Release the Covenant records
An aware public can stop additional attacks
The mass shooting at the Covenant School in Nashville has led to an extraordinary legal battle over the public records law and transparency of our criminal justice system.
The school, the church that owns the school, and the parents of the schoolchildren are seeking to stop the public from seeing evidence collected by police in one of the most horrific crimes in Nashville in recent memory, saying that it would be too painful and inspire more school shootings.
The parents, school and church aren’t considering that the information might lead to policies that could save other children’s lives.
The information also could help inform the public about what to look for to avert future tragedies.
The most ardent fight is over the release of the shooter’s writings, which police found in her car and home and initially described as a manifesto.
But access to other information held by police that could shed light on the crime is also at stake.
While it is wrenching to oppose what the grieving parents, school and church want, many of their legal arguments, if adopted by the courts, would turn on its head public access to crime records well beyond this case.
If the shooter were still alive and there was a criminal trial, both the prosecution and the defense would likely seek to enter any evidence that shows the shooter’s motive, communications and state of mind.
When a crime results in no trial — either because the perpetrator died or police chose not to prosecute anyone — police are not then allowed to hide the evidence they collected in their investigation. The public records law allows access, ensuring both accountability of law enforcement for their decisions and a better informed public about crime. The truth is still important.

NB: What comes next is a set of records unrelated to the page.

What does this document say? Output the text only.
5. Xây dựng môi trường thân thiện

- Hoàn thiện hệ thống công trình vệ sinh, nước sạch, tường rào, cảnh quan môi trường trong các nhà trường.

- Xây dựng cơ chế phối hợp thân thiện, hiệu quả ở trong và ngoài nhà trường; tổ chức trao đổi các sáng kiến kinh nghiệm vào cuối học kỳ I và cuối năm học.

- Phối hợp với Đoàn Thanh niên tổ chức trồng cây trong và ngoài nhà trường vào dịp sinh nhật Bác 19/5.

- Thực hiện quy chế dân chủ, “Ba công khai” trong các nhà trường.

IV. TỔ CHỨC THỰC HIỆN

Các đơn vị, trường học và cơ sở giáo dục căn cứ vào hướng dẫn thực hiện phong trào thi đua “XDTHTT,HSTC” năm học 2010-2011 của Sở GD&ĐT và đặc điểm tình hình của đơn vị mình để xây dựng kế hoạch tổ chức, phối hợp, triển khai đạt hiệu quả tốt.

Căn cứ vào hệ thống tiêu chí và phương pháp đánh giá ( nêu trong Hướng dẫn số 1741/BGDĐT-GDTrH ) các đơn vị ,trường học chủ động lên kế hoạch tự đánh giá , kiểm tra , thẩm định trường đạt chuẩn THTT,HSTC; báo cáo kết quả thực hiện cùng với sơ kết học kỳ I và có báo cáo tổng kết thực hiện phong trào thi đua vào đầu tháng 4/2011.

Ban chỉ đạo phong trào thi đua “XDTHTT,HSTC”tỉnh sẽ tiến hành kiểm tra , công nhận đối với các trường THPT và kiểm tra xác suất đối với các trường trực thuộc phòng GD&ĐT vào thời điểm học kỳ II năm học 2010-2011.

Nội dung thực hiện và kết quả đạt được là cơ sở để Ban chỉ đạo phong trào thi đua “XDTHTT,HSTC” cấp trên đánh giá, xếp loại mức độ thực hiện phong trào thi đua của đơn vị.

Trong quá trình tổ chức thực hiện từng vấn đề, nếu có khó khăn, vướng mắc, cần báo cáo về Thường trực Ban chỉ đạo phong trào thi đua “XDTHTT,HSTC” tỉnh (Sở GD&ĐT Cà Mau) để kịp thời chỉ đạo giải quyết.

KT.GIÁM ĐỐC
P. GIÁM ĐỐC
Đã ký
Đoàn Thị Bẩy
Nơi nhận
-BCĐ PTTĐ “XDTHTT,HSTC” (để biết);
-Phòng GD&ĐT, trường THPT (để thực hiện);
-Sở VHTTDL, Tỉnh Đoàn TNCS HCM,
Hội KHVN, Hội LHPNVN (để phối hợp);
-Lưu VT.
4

The legal proposition in the case about the Covenant shooting records would change that: Anyone could stop release of crime information if he or she is a victim of the crime, owns property involved in the crime, or has any legal interest in not wanting evidence collected by police to come to light.

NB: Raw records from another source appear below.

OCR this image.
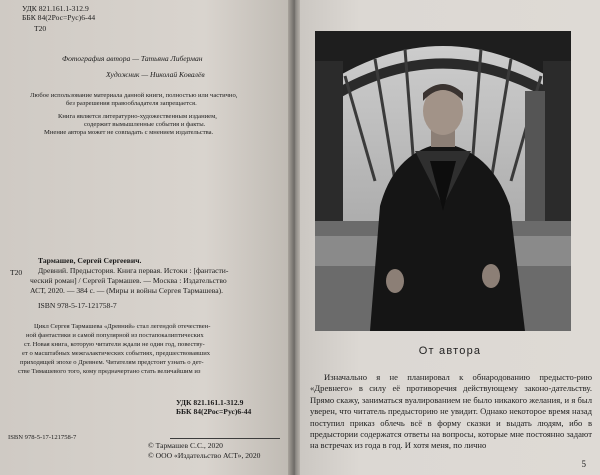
УДК 821.161.1-312.9
ББК 84(2Рос=Рус)6-44
Т20
Фотография автора — Татьяна Либерман
Художник — Николай Ковалёв
Любое использование материала данной книги, полностью или частично,
без разрешения правообладателя запрещается.
Книга является литературно-художественным изданием,
содержит вымышленные события и факты.
Мнение автора может не совпадать с мнением издательства.
Тармашев, Сергей Сергеевич.
Т20 Древний. Предыстория. Книга первая. Истоки : [фантасти-
ческий роман] / Сергей Тармашев. — Москва : Издательство
АСТ, 2020. — 384 с. — (Миры и войны Сергея Тармашева).
ISBN 978-5-17-121758-7
Цикл Сергея Тармашева «Древний» стал легендой отечествен-
ной фантастики и самой популярной из постапокалиптических
ст. Новая книга, которую читатели ждали не один год, повеству-
ет о масштабных межгалактических событиях, предшествовавших
приходящей эпохе о Древнем. Читателям предстоит узнать о дет-
стве Тимашевого того, кому предначертано стать величайшим из
УДК 821.161.1-312.9
ББК 84(2Рос=Рус)6-44
ISBN 978-5-17-121758-7
© Тармашев С.С., 2020
© ООО «Издательство АСТ», 2020
От автора

Изначально я не планировал к обнародованию предысто-рию «Древнего» в силу её противоречия действующему законо-дательству. Прямо скажу, заниматься вуалированием не было никакого желания, и я был уверен, что читатель предысторию не увидит. Однако некоторое время назад поступил приказ облечь всё в форму сказки и выдать людям, ибо в предыстории содержатся ответы на вопросы, которые мне постоянно задают на встречах из года в год. И хотя меня, по лично

5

For example, in this case, the parents of the 28-year-old shooter have informed the court that they own their daughter’s writings and consider them intellectual property.
They don’t want their daughter’s writings released and are transferring ownership to the Covenant children’s parents so they can try to use intellectual property and copyright laws to prevent such release.
This is a novel argument.
Think about all the written communications, texts, audio recordings and video that is collected as evidence in a typical crime case. Would this open a new door to keeping that evidence confidential?
The parents also say that the victims’ bill of rights in the Tennessee Constitution gives them a legal right to stop the release of evidence.
And the children and staff are not the only victims who might claim such rights. A declaration filed in court by Nashville police says the police officers who responded to the shooting, the school and the church also qualify as victims under the law.
The Tennessee Constitution says that victims have the right to be “free from intimidation, harassment and abuse throughout the criminal justice system,” a clause that is most often considered to protect victims during criminal proceedings from the defendant.
The Covenant parents argue that the release of the shooter’s writings will allow the shooter to “abuse, harass, and intimidate the children from beyond the grave, for the rest of their lives” in violation of these rights.
They, along with the church and school, also argue that the shooter’s writings will inspire additional school shootings — copycat killers. This is the argument that I think gives us most pause because no one wants more shootings.
But keeping confidential information about school shooters as a way to stop others is contrary to findings by our own government that indicate that one of the most important factors in stopping attacks is a public that is aware of warning signs.
The top finding in a 2021 report by the U.S. Secret Service and the Department of Homeland Security, “Averting Targeted School Violence,” was that “targeted school violence is preventable when communities identify warning signs and intervene.”
In all 67 averted school attack plots from 2006 to 2018, “tragedy was averted by members of the community coming forward when they observed behaviors that elicited concern,” the report said.
Parents and families play a crucial role in addressing a student’s risk of causing harm, the report found. Students displaying an interest in hate-filled topics should “elicit immediate assessment and intervention.” Removing the student from the school does not eliminate the risk.
Significant to all of us, most would-be killers communicated their intent to attack in some way ahead of time, the report said.
In this case, the killer had long since left the Covenant school she attended as a child, but still lived with her parents.
People undoubtedly wonder whether the shooter exhibited any signs or communicated her plans. We know from police that the shooter began buying guns in 2020. But we don’t know much more.
Could she have been stopped?
Isn’t that the essential question that involves all of us? What can we learn from what she wrote, what she did and what she told others that can make us more aware, help us intervene and stop this from happening again? What resources, such as additional security and emotional care, should be available to prevent more killings?
The parents, church and school claim that the public interest in what police have discovered is simply “voyeuristic” or “political” and that additional information doesn’t matter because the shooter is dead, killed by police when they stormed the school.
I disagree.
The public has a right to know more about the crime than what the parents, school and church consent to. While they assert no one has a greater interest than they do, they do not have the only interest. We all want to stop school shootings.
We learn from experience. We learn from knowledge.
We don’t learn when, in the pain and grief, we bury the facts as we bury our dead.
Deborah Fisher is executive director of Tennessee Coalition for Open Government. Police said that they believe the shooter was transgender. Because the shooter’s mother referred to the shooter as her daughter in a comment to the news media, I have referred to the shooter with female pronouns for the sake of not confusing the reader.